Further from Utah.
Fury of the Saints against the United States
Blasphemies from Brigham Young.
Files of the Deseret News to October 7th, had been received at San Francisco.
A SPEECH FROM BRIGHAM.—In a speech delivered by Brigham Young, on the 13th of September, he said:
"I do not often get angry, but when I do I am righteously angry, and the bosom of the Almighty burns with anger toward those scoundrels and they shall be consumed, in the name of Israel's God. We have borne enough of their oppression and hellish abuse, and we will not bear any more of it, for there is no just law requiring further for-bearance on our part. And I am not going to have troops here to protect the priests, and a hellish rabble in efforts to drive us from the land we possess, for the Lord does not want us to be driven, and has said, "If you will assert your rights, and keep my commandments, you shall never be brought into bondage by your enemies.
"Admit of corrupt administrators sending troops here and what would be the result? All hell would follow after. I naturally dis-like to have any trouble, and would not were I not obliged to; but we are obliged to de-fend ourselves against the prosecution of our oppressors, or have our constitutional rights rent from us and ourselves destroyed. We must either puffer that, or stand up and maintain the kingdom of God on Earth.
* * * * *
"If the troops are now this side of Lara-mie, remember that the Sweetwater is this side of that place. They must have some place to Winter, for they cannot come through this season. We could go out and use them up, and it would not require fifty men to do it. But probably we shall not have occasion to take that course, for we do not want to kill men. They may Winter in peace at some place east of us," but when Spring comes they must go back to the States, or at any rate they must leave the mountains.

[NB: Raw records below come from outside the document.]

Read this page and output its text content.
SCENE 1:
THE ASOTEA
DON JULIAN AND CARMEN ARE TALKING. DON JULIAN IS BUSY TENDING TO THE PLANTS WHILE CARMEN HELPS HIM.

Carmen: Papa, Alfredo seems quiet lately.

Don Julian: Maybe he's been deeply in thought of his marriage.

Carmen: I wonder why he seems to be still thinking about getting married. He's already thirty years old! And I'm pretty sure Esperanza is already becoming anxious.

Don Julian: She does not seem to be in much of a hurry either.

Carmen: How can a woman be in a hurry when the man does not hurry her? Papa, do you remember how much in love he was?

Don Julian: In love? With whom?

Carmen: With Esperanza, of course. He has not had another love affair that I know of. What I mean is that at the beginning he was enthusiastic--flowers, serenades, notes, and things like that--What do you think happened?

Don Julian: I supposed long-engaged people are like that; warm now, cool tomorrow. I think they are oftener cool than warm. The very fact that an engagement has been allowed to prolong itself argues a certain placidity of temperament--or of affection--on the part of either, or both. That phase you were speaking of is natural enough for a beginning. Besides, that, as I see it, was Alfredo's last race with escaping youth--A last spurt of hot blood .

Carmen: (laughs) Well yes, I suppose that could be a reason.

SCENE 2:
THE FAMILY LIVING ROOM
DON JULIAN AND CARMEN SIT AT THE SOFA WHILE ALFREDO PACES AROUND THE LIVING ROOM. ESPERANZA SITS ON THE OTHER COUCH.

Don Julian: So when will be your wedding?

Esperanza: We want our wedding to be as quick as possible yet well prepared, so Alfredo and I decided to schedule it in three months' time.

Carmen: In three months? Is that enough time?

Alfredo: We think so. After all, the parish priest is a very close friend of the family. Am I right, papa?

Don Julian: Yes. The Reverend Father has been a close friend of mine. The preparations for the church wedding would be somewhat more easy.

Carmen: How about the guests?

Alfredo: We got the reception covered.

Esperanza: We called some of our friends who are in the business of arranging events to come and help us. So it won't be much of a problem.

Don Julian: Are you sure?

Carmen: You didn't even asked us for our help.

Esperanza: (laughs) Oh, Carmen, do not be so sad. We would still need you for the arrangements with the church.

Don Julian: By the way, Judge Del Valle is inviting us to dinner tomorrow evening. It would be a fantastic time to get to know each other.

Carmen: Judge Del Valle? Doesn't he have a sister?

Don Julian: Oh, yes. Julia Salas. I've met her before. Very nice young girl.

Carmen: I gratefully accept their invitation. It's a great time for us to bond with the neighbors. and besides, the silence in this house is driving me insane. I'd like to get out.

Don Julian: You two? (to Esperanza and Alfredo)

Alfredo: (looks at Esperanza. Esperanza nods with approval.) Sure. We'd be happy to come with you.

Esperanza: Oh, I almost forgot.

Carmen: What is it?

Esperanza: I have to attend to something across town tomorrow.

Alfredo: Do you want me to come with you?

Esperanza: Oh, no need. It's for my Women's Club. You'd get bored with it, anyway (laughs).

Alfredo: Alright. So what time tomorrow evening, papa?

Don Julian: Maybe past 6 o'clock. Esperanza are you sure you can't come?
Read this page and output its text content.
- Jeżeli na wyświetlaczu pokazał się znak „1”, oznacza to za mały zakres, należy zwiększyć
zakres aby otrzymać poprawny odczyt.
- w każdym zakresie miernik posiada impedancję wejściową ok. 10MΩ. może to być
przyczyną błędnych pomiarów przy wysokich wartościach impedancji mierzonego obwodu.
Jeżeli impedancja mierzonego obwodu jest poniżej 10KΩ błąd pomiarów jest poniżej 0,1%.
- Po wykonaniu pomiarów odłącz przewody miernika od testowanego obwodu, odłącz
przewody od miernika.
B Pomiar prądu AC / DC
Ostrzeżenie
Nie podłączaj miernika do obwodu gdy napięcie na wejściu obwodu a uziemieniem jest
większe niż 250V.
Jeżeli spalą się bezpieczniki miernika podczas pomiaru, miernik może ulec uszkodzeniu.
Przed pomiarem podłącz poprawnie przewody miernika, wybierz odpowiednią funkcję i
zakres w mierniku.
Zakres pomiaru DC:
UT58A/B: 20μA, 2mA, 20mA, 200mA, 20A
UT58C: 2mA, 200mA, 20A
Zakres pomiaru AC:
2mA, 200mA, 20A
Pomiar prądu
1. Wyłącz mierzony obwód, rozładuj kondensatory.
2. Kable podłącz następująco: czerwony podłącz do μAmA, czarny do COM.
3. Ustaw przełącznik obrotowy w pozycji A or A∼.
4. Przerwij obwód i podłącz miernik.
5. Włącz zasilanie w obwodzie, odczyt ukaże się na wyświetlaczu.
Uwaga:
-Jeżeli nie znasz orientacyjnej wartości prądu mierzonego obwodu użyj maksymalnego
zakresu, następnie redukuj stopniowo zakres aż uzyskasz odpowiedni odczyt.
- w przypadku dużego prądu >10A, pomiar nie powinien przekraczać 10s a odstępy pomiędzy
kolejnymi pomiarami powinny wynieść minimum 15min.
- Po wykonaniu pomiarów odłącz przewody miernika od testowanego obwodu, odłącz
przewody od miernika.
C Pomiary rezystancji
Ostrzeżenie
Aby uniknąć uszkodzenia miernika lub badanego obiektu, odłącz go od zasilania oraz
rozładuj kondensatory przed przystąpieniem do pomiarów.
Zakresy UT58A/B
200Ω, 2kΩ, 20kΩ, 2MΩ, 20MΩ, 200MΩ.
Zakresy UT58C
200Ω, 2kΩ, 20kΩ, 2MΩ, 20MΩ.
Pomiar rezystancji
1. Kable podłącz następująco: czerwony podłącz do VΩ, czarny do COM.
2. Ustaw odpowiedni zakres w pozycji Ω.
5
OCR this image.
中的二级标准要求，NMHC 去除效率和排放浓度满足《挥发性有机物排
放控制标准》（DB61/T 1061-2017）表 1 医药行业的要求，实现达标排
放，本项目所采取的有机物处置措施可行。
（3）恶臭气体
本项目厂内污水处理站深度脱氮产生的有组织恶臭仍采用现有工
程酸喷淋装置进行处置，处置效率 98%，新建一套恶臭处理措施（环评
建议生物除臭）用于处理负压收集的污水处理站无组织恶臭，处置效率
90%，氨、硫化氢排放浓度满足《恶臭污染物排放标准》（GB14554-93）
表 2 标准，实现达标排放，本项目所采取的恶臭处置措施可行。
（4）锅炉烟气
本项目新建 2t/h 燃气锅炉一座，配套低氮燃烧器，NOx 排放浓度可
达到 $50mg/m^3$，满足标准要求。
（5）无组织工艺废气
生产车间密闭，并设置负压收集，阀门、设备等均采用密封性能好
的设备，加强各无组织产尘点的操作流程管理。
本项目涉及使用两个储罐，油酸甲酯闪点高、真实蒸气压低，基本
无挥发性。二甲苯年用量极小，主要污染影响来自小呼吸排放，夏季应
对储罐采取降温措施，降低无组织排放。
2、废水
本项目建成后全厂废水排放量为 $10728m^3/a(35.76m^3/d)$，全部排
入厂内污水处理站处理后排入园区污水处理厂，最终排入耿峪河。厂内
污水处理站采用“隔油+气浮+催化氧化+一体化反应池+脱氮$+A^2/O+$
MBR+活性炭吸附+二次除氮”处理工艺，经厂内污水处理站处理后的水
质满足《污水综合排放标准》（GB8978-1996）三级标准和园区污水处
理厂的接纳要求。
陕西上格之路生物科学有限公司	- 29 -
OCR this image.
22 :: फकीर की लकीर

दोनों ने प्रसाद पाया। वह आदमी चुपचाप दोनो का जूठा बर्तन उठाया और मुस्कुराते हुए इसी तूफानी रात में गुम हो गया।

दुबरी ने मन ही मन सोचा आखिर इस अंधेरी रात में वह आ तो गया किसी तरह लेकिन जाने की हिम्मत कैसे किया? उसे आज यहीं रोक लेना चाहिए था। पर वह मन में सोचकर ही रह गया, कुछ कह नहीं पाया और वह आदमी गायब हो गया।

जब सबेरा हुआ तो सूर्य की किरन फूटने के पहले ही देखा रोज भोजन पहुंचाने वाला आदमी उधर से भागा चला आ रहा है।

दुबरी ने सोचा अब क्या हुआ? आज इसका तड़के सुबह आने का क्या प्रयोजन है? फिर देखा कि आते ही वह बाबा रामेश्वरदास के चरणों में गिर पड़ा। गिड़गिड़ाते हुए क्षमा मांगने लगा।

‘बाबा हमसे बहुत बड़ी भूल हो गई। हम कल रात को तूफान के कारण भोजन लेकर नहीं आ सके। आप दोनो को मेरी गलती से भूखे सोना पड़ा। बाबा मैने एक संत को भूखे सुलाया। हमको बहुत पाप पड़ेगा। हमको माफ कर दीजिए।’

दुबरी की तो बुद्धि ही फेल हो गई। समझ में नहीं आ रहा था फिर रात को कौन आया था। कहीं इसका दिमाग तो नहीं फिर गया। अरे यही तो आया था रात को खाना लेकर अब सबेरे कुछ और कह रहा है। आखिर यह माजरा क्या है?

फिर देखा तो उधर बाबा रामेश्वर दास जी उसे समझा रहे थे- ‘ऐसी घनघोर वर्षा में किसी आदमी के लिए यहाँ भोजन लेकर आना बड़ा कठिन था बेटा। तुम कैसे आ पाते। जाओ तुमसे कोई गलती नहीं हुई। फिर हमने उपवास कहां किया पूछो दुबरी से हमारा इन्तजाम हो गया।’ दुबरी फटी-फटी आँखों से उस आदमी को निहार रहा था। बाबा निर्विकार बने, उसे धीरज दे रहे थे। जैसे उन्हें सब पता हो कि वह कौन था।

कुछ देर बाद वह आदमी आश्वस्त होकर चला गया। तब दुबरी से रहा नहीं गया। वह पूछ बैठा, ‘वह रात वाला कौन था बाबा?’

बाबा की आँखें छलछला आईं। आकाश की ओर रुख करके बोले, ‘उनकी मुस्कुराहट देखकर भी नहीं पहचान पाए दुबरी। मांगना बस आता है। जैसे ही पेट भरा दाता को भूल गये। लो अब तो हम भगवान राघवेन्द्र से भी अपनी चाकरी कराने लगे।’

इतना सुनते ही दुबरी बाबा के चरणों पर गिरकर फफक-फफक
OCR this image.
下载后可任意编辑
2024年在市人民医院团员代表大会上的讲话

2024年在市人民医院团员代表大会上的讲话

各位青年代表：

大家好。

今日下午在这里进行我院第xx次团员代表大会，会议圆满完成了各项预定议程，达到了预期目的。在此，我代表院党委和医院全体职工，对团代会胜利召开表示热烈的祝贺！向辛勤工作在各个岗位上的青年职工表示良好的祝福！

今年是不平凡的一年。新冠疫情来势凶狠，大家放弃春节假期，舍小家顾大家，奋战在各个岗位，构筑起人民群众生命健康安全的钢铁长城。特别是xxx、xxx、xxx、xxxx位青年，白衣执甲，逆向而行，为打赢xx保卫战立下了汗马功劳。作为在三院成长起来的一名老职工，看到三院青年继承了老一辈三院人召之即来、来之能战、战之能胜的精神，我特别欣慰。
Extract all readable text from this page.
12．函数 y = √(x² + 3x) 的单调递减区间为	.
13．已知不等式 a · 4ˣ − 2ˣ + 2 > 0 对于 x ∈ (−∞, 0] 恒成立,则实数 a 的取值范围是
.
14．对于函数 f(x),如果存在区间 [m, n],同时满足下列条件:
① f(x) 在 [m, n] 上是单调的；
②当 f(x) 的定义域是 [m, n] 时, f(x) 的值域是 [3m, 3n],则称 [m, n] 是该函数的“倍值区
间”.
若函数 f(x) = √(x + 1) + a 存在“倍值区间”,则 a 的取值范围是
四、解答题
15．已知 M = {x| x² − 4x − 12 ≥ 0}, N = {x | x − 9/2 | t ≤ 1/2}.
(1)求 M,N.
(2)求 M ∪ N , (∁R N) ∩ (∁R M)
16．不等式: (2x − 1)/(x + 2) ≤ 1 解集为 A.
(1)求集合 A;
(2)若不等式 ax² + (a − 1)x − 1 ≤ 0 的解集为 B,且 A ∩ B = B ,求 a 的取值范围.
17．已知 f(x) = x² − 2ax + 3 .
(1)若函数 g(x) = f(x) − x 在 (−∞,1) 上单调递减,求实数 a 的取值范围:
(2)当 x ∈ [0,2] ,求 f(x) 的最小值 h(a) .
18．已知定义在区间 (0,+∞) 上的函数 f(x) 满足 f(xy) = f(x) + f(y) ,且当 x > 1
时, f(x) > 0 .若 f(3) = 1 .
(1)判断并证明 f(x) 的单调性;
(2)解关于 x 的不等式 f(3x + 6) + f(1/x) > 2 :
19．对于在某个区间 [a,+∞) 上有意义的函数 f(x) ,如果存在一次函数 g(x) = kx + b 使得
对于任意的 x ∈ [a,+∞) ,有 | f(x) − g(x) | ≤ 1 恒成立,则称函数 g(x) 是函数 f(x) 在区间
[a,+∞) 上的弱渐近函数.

"We have no desire to kill men, but we wish to keep the devils from killing us. If you hear that they are near the upper crossing of the Platte, they will probably stay there till they can collect fifty thousand troops. We will say that nine and three equal seventeen, and if that is so, how long will it take to get these troops here? Let an arithmetician figure how long it will be be-fore nine and three will make seventeen, for that will be just as soon as our enemies will get fifty thousand troops here.
* * * *
"Our enemies had better count the cost, for if they continue the job they will want to let it out to sub-contractors before they get half through with it. If they persist in sending troops here, I want the people in the West and East to understand that it will not be safe for them to cross the plains.
"It has cost the government hundreds of thousands of dollars more for the Indians in the other Territories that it has in this, and I have saved the Government hundreds of thousands of dollars by keeping the Indians peaceable in Utah. Hundreds of miles have the Indians travelled to see me to know whether they might use up the emigrants, they have killed many of us, and they damn you and damn us, and shall we stand it? I have told them to hold on, to stop shedding blood, and to live in peace. But I have been told that the first company of packers that went through here this season, on their way from California to the States, shot at every Indian they saw between Carson Val-ley and Box Elder, and what has been the result? Probably scores of persons have been killed, animals have been taken from nearly all the emigrants that have passed on the road, and the Indians in that region have now more stock than they know how to take care of, and they come in to the settlements with their pockets full of gold. The whites first commenced on the Indians, and now if they do not quit such conduct they must stop traveling through this country, for it is more than I can do to keep the Indians still under such outrageous conduct.